Lectura: «Los días perfectos». Jacobo Bergareche

Luis, un periodista cansado de su trabajo y su matrimonio, planea asistir a un congreso en Austin, Texas. El viaje es una mera coartada para encontrarse brevemente con Camila, quien se ha convertido en el único aliciente de su vida. Pero cuando está a punto de partir, recibe un mensaje suyo: «Dejémoslo aquí, quedémonos el recuerdo». Desconsolado y sin saber qué hacer en Austin, se refugia en un archivo de la universidad, donde se topa casualmente con unas cartas de William Faulkner a su amante Meta Carpenter. La lectura de esta larga correspondencia lo ayuda a reconstruir el recuerdo de su aventura amorosa y a reflexionar sobre su tedioso matrimonio, pero también a preguntarse cómo hay que vivir para lograr que cada día valga la pena. 

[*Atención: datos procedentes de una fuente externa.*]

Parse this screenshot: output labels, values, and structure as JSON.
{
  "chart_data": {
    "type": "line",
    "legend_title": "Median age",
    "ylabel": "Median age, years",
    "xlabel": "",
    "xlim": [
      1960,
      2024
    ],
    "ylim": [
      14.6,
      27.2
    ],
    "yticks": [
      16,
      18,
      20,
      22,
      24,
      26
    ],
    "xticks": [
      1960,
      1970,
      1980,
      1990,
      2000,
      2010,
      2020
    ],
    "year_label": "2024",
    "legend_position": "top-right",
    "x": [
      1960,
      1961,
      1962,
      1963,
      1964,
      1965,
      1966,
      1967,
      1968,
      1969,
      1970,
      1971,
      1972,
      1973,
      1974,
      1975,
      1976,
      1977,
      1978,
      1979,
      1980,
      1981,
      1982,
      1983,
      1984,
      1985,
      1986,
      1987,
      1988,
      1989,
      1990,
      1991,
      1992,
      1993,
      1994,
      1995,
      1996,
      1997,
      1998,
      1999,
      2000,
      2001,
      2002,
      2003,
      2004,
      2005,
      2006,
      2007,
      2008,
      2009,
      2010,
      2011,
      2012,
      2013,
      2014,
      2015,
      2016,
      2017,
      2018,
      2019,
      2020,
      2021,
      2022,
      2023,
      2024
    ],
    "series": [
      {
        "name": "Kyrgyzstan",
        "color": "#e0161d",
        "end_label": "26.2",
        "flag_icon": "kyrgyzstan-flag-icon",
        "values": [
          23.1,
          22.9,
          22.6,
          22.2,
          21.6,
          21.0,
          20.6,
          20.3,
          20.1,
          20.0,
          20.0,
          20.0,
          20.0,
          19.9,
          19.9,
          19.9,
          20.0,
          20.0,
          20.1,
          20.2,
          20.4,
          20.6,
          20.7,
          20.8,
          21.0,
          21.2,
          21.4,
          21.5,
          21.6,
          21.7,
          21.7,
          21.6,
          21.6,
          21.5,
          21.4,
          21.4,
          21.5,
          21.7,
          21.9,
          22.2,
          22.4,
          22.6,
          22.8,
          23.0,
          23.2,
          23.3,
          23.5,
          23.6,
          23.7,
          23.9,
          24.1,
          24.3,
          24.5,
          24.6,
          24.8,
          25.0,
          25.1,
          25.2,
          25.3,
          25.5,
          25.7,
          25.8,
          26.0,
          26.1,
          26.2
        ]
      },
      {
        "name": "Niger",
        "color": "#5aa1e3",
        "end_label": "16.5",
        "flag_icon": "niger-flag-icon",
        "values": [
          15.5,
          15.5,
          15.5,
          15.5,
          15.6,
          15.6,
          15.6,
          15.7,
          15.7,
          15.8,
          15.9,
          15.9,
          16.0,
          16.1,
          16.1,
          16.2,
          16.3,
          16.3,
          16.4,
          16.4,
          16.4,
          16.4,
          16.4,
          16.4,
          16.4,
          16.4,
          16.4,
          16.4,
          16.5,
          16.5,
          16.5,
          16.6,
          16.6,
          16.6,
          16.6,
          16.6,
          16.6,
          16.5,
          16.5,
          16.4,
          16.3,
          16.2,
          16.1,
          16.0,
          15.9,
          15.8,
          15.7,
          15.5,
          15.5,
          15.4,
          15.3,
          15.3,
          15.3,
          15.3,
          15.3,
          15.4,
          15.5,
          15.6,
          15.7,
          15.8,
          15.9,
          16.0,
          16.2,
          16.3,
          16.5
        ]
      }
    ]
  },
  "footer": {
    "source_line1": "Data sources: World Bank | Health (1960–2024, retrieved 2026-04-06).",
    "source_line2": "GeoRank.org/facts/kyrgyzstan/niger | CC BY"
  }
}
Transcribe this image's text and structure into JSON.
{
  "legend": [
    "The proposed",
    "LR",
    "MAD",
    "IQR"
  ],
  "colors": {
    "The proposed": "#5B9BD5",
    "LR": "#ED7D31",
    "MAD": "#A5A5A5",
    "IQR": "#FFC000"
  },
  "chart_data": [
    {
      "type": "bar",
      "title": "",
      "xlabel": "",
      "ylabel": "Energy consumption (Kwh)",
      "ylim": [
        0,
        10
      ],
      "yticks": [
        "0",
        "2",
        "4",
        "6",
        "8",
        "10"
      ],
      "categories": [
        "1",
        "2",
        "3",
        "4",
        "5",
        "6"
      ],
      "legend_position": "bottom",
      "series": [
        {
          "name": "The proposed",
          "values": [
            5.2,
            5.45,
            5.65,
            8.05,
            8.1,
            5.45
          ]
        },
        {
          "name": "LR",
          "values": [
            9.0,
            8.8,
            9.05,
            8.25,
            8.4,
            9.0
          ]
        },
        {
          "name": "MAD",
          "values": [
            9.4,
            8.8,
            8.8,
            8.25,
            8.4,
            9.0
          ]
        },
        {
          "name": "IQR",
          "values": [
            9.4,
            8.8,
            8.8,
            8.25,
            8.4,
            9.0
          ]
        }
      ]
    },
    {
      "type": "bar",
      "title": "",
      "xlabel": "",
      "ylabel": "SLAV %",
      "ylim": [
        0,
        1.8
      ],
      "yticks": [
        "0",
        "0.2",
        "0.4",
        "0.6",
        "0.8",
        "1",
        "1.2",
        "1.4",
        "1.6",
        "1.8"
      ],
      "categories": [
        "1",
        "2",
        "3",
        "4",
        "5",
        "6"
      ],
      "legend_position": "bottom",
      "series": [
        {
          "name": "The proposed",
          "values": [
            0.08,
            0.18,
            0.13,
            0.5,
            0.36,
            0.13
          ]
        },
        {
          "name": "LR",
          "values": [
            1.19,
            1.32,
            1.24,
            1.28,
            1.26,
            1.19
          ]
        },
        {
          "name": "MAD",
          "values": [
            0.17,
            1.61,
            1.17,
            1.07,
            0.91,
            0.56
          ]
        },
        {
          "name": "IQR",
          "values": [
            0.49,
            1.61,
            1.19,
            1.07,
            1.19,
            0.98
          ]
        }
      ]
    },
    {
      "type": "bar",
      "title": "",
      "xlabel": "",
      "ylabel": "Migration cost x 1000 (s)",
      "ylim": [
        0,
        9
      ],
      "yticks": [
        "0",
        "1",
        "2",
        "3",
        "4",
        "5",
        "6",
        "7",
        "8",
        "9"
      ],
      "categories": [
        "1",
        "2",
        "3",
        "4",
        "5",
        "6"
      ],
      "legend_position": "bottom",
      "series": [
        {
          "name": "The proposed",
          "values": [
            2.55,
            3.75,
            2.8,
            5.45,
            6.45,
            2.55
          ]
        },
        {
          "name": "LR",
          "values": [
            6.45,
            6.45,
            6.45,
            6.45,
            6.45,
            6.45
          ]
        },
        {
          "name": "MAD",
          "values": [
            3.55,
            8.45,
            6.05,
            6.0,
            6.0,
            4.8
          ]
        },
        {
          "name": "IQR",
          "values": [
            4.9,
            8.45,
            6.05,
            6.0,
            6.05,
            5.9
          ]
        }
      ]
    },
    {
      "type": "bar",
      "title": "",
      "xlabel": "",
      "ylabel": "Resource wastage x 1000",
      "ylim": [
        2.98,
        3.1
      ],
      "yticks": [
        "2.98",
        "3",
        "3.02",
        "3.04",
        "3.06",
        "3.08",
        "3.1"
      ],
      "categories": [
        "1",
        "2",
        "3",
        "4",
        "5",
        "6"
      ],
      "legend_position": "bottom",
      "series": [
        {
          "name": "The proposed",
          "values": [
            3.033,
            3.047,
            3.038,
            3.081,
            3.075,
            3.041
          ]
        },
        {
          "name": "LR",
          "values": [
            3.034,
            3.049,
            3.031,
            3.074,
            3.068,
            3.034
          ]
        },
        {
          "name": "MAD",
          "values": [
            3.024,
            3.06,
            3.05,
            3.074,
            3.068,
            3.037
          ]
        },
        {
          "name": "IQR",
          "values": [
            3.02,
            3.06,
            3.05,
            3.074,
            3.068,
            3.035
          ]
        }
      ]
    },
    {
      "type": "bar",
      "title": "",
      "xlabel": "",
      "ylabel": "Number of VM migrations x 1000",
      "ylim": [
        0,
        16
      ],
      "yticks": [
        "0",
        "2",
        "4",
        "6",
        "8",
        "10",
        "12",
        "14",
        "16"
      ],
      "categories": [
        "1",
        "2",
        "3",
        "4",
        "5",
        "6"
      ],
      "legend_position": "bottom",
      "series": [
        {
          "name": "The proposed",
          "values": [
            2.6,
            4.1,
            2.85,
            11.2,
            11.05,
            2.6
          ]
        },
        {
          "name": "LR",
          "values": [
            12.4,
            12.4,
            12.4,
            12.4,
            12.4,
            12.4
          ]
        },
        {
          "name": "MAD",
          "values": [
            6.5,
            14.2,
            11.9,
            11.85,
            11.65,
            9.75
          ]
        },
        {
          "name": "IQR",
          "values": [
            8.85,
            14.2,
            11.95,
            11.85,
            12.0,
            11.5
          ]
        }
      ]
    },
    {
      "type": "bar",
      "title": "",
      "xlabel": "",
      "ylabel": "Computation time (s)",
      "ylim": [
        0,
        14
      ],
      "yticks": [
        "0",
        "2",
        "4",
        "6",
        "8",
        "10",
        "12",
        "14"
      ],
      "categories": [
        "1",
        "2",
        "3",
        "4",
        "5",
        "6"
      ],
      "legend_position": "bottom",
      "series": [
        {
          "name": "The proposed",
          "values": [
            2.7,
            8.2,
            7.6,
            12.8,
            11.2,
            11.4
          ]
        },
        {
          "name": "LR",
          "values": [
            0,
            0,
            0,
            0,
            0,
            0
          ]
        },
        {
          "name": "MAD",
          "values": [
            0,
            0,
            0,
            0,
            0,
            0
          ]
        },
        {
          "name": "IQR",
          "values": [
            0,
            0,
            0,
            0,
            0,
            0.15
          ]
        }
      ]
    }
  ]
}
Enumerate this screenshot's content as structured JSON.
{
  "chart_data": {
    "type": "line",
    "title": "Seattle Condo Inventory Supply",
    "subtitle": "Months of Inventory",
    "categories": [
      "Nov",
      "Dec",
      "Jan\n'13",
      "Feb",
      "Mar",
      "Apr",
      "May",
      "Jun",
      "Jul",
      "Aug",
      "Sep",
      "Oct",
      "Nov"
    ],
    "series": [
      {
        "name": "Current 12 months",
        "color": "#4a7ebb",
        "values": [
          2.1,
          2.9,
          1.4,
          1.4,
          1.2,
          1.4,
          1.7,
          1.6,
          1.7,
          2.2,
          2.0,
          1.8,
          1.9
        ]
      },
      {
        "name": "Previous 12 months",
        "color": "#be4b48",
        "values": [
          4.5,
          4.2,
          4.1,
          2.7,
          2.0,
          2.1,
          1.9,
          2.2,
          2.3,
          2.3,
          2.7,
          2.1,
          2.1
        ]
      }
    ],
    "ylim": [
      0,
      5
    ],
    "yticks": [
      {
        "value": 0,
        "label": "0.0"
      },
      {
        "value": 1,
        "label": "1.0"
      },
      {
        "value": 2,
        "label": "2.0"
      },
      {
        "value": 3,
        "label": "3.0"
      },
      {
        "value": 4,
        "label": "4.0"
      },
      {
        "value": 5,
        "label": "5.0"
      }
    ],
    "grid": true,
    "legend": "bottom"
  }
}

Con altas dosis de verdad y humor y una enorme fuerza narrativa, Jacobo Bergareche arrastra al lector en esta singular y cautivadora novela que explora de forma universal la fiebre del enamoramiento y la inevitable rutina de las relaciones de largo recorrido. Un libro cuya excepcional solidez y originalidad revelan la madurez literaria del autor.

(Contraportada de Ed. Libros del Asteroide)


Textos

Mientras escribo esto, me cabe la duda de si en realidad solo nos enamoramos de nosotros mismos enamorados, si lo que de verdad temo perder es la posibilidad de ser la persona que estaba enamorada de ti, esa persona que puede hacer, decir y sentir las cosas que hace, dice y siente una persona enamorada. Es una duda razonable, después de todo solo he pasado contigo siete días en total, o más exactamente, tres días, seguidos de un año de ausencia, y otros cuatro días, seguidos de otro año de una ausencia que debería haber terminado ayer mismo, con un épico reencuentro en un aeropuerto. Es preciso contar también el tiempo sin ti, porque también la ausencia le ha dado forma a lo nuestro, igual que el silencio se lo da a la música, y la sombra a la pintura.


Es importante el disfraz. La etiqueta. Te permite ser otro, prepara para la ocasión, la distingue, nos da la oportunidad de elaborar un ritual, solemnizar un día cualquiera, convertirlo en un tiempo especial, nos hace hablar de otro modo, movernos con nuevos movimientos, acceder a la posibilidad de otro yo. Odio con una inquina profunda a esas personas que desprecian los trajes, las corbatas, la sotana, la mitra, el esmoquin, y que se visten igual en todas las situaciones para insistir en su campechanía, en su autenticidad. España está llena de una nueva generación de políticos que han hecho de los tejanos y la camisa de cuadros un uniforme para todas las ocasiones, el mensaje es: yo soy como vosotros, no me disfrazo, soy siempre igual, soy auténtico, no me elevo sobre la plebe con una corbata. No han entendido nada, son solo auténticos en su imbecilidad. Hay que disfrazarse en cuanto uno vea llegar la ocasión, transitar de un yo a un otro yo, hasta hallar el yo preciso para la ocasión, para hacer de la ocasión todo lo que la ocasión puede llegar a ser. El hábito hace al monje, es lo imprescindible para que el monje se crea que lo es y actúe como tal. Lo tengo claro desde pequeño, me acuerdo de ir al cuarto de mi hermana mayor cuando había salido y ponerme su ropa interior, una falda, y sentir que era otra persona y ponerme a bailar, a cantar, a posar ante el espejo y ser capaz de moverme y de hablar de otra manera. Me acuerdo también de ponerme el traje de monaguillo de mi primo, y sentir que podía hablar con Dios de tú a tú, y de ponerme el vestido de azafata de Iberia de mi tía un domingo, y de servir café a toda la familia como si estuviéramos volando a Nueva York. Todo empieza con un buen disfraz.


Me quedé sentado durante horas en la oscura y silenciosa sala de lectura del HRC, leyendo bajo una lámpara, una a una, todas las cartas de Bill a Meta, una correspondencia que, por lo que indican los matasellos, se extiende durante unos treinta años, hasta poco antes de la muerte de Bill, y que dibuja las curvas de una relación paralela que es el refugio donde sobrevivir a ese tedio del matrimonio que tan bien conocemos tú y yo. Faulkner parece vivir como un señorito andaluz en un pueblo de Misisipi llamado Oxford, y cuando necesita dinero (y oxígeno) le dice adiós a su mujer y se va a Los Ángeles a escribir guiones, allí trata de resolver en poco tiempo y con nulo entusiasmo, como mero trámite, esos guiones y de ese modo poder rascar todas las horas posibles para estar con Meta, la secretaria de Howard Hawks.